We believe this could be a significant buying opportunity. We currently see valuations as extremely attractive, with a very steep widening of spreads, for example 600 bps on AT1 CoCos, or more than 7% yield-to-worst (YTW). Moreover, most of the these instruments have re-priced to non-call (less than 2% of AT1s trade to call) reflecting market worries of increased extension risk (ie non-call). In our view this represents a significant mis-pricing and a significant buying opportunity for investors.
We have seen sell offs of the asset class in the past (2016, 2018 and now) and as the market recovers these assets tend to quickly re-price to call, generating significant upside for bondholders. Instruments have mostly been called in the last few years, as issuers pre-fund calls as early as 12 months ahead.
One example is ING. The bank announced on 17 March that it will call one of its AT1 in USD at 100%, this AT1 CoCo had been issued in 2015, paying an annual coupon of 6% and will be called on 16 April 2020. The bond was trading at a price of 95% or a yield to call of 72%.This highlights how distorted the market has become but at the same time what a buying opportunity this also creates for the “braves”, especially as ING is for example rated A- by S&P. Overall, the re-pricing of bonds to perpetual reflects the overselling and therefore a very attractive entry point into the asset class.
GAM Star Credit Opportunities (GBP)
We are becoming used to periods of turbulence such as we have seen this week and in our view the GBP fund is well positioned to absorb such external shocks. Our markets remain liquid. We are not changing anything in terms of the underlying credit, interest rates and liquidity risks in the GBP fund.
We believe this could be a significant buying opportunity. We currently see valuations as extremely attractive, with a very steep widening of spreads, for example 600 bps on AT1 CoCos, or more than 7% yield-to-worst (YTW). Moreover, most of the these instruments have re-priced to non-call (less than 2% of AT1s trade to call) reflecting market worries of increased extension risk (ie non-call). In our view this represents a significant mis-pricing and a significant buying opportunity for investors.
We have seen sell offs of the asset class in the past (2016, 2018 and at the time of writing) and as the market recovers these assets tend to quickly re-price to call, generating significant upside for bondholders. Instruments have mostly been called in the last few years, as issuers pre-fund calls as early as 12 months ahead.

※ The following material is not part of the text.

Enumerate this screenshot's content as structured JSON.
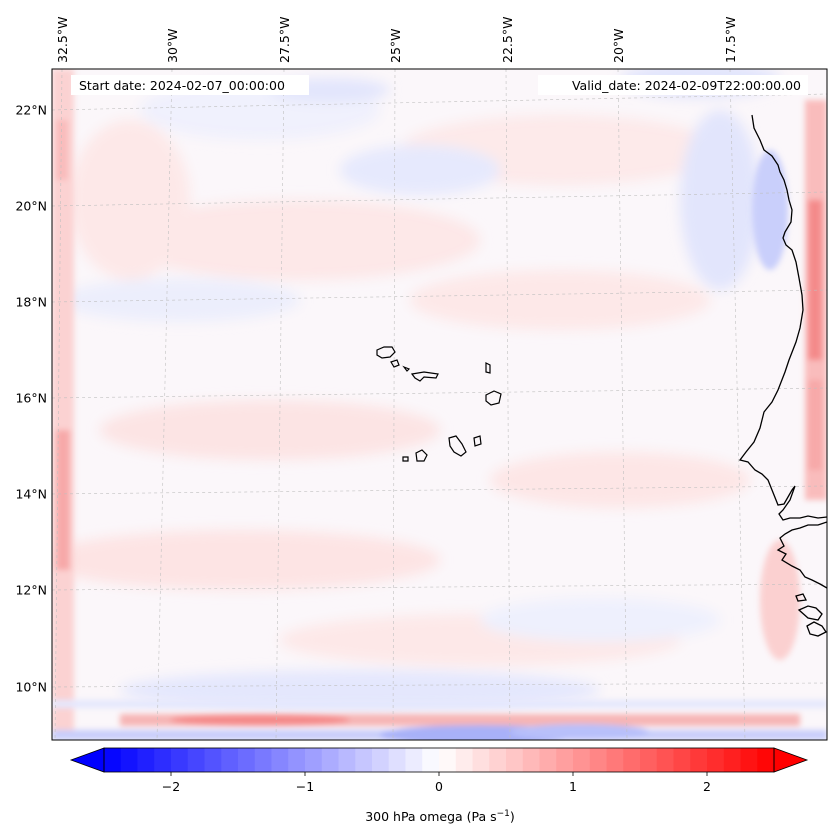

One example is ING. The bank announced on 17 March that it will call one of its AT1 in USD at 100%, this AT1 CoCo had been issued in 2015, paying an annual coupon of 6% and will be called on 16 April 2020. The bond was trading at a price of 95% or a yield to call of 72%. This highlights how distorted the market has become but at the same time what a buying opportunity this also creates for the “braves”, especially as ING is for example rated A- by S&P. Overall, the re-pricing of bonds to perpetual reflects the overselling and therefore a very attractive entry point into the asset class.